Pierre BERGE

Souvenirs Rudolf Noureev par Pierre Bergé

Rudolf Noureev est arrivé dans un saut, il est parti dans un souffle. Nous n’oublierons jamais ce danseur venu du froid, qui nous a tout de suite ébloui et qui devait nous fasciner si souvent par la suite.

Avec Noureev, c’est plus qu’un danseur qui disparait, c’est un moment de la danse, comme avec Callas s’est effondré un moment de l’Opéra. Ils ont, tous les deux, marqué leur art de leur empreinte et rien, après eux, ne sera pareil.

Rudolf Noureev côtoyait le génie. Il en avait le talent, l’étrangeté, la singularité et l’audace. La danse était sa vie, et, d’une certaine manière, on peut dire que le jour où il cessa de danser, il commença à mourir. Il était exigeant – pour lui et pour les autres – et se souciait peu de plaire. Il n’avait de vrai dialogue qu’avec son art, et portait sur le monde un regard amusé, cynique et souvent méprisant. Sa mort nous atteint au plus profond de notre être.
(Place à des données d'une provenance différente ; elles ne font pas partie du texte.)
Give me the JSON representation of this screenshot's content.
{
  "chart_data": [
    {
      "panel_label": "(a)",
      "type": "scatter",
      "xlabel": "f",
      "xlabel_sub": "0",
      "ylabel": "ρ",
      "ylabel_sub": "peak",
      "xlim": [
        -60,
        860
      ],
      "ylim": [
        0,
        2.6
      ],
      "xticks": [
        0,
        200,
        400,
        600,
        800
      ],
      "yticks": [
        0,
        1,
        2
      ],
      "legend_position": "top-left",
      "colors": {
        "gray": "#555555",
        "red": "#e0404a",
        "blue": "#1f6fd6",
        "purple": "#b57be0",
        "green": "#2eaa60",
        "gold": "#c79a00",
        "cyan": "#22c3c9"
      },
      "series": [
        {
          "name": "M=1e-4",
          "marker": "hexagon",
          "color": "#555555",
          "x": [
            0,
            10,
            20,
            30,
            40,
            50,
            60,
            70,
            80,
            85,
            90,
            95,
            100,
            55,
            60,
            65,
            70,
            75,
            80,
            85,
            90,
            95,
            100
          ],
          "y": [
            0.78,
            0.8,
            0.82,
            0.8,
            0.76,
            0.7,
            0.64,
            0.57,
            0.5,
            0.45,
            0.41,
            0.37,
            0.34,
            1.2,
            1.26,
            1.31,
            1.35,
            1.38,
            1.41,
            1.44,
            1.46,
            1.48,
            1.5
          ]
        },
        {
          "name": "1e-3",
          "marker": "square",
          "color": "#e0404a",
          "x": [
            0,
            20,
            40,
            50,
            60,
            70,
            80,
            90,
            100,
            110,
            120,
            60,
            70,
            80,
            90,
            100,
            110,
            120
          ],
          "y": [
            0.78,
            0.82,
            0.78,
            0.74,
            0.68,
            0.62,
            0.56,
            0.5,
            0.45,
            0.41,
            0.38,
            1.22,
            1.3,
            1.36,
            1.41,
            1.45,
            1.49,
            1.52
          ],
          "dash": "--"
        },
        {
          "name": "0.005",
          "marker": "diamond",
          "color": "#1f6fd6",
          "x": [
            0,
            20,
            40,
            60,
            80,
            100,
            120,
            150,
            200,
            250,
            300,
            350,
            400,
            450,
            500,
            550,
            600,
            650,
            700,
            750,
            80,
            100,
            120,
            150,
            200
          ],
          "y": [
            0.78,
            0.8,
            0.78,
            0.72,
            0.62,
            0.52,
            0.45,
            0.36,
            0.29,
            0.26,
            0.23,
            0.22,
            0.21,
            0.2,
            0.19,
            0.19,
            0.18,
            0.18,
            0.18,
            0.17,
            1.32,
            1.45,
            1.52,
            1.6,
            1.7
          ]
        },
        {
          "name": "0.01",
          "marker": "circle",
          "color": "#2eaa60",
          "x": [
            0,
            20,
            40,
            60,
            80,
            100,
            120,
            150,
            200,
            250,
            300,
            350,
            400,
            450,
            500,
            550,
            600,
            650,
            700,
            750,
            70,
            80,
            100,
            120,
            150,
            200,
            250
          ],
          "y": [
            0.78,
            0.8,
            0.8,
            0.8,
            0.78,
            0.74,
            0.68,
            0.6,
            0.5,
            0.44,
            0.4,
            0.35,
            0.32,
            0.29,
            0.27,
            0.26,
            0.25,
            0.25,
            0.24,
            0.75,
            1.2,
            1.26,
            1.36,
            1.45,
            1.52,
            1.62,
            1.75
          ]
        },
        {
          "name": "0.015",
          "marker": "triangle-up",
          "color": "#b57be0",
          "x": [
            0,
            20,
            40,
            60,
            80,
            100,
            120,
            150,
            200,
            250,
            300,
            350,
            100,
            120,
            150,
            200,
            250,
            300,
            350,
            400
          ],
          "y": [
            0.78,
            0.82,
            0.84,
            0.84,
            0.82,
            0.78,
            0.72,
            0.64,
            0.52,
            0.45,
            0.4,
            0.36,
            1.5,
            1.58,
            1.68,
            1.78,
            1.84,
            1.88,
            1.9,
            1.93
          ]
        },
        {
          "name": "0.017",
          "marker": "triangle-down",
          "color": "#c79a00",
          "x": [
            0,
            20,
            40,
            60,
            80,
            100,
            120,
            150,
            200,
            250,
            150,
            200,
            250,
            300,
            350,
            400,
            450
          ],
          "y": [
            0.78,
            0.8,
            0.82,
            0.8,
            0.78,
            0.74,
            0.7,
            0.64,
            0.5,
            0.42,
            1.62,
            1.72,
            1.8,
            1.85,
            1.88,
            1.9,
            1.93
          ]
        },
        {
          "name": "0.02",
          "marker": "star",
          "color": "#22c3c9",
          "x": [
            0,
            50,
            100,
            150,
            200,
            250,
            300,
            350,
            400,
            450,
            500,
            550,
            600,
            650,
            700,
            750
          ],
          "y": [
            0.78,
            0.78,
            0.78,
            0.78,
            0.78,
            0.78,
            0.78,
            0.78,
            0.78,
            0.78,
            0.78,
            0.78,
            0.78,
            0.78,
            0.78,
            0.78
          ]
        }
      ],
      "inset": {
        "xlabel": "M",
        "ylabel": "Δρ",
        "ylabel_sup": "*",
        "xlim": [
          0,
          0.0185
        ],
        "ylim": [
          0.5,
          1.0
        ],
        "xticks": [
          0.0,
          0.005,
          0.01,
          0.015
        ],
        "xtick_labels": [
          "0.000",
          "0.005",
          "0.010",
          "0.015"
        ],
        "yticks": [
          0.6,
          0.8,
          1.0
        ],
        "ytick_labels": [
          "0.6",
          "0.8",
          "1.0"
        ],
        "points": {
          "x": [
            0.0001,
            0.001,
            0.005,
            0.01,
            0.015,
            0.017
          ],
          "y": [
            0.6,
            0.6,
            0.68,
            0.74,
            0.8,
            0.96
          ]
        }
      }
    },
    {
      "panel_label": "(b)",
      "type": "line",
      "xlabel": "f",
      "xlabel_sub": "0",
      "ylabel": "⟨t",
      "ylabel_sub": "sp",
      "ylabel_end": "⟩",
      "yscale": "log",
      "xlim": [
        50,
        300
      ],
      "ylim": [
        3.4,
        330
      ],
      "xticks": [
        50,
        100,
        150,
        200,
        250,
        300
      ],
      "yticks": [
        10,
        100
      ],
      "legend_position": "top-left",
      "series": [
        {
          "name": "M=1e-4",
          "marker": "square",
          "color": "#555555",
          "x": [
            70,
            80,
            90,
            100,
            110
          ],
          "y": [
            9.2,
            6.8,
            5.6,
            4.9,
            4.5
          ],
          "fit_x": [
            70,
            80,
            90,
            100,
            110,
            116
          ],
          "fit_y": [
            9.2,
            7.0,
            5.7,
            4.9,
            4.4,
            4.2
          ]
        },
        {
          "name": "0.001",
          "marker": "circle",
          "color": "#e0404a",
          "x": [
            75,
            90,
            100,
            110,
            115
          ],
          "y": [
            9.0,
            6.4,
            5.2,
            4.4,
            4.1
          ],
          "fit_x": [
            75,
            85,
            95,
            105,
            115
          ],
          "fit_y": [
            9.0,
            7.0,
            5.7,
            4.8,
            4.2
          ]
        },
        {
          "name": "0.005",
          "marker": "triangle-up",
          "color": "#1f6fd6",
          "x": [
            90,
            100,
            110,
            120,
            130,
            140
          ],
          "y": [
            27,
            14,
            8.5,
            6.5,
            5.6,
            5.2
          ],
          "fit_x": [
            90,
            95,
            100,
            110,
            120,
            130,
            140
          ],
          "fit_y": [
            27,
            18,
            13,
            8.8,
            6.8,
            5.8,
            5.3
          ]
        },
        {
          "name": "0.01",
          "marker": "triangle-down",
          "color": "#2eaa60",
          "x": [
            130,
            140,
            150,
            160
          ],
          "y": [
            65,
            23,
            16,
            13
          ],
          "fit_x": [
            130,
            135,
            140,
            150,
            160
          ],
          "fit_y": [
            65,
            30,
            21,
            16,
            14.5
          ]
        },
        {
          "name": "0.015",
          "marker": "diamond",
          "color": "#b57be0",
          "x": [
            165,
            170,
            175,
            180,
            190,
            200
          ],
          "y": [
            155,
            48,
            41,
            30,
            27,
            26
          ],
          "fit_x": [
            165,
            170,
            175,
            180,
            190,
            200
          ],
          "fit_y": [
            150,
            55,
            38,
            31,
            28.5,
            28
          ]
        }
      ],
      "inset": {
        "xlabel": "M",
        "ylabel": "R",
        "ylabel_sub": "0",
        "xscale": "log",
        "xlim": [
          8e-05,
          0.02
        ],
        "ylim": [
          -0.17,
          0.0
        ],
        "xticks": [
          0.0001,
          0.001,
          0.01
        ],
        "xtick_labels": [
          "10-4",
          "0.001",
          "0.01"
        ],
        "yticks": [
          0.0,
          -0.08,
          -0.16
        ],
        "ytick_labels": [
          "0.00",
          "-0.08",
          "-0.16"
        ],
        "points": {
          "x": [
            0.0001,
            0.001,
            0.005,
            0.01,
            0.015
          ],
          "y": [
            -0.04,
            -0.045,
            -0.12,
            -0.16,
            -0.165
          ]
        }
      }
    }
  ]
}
Je le connaissais depuis plus de trente ans. Nous étions des amis.

Pourtant, je ne suis pas sûr qu’on lui ait témoigné assez de reconnaissance et de gratitude.

Lui a-t-on dit à quel point il avait été unique ?

L’a-t-on suffisamment remercié des émotions qu’il nous a procurées ?

Lui a-t-on prouvé, comme il le fallait, notre admiration et notre amour ?

Je ne sais pas. Ce que je sais aujourd’hui, c’est que nous sommes seuls, que l’irréparable s’est produit, et qu’un danseur génial s’est évanoui pour toujours.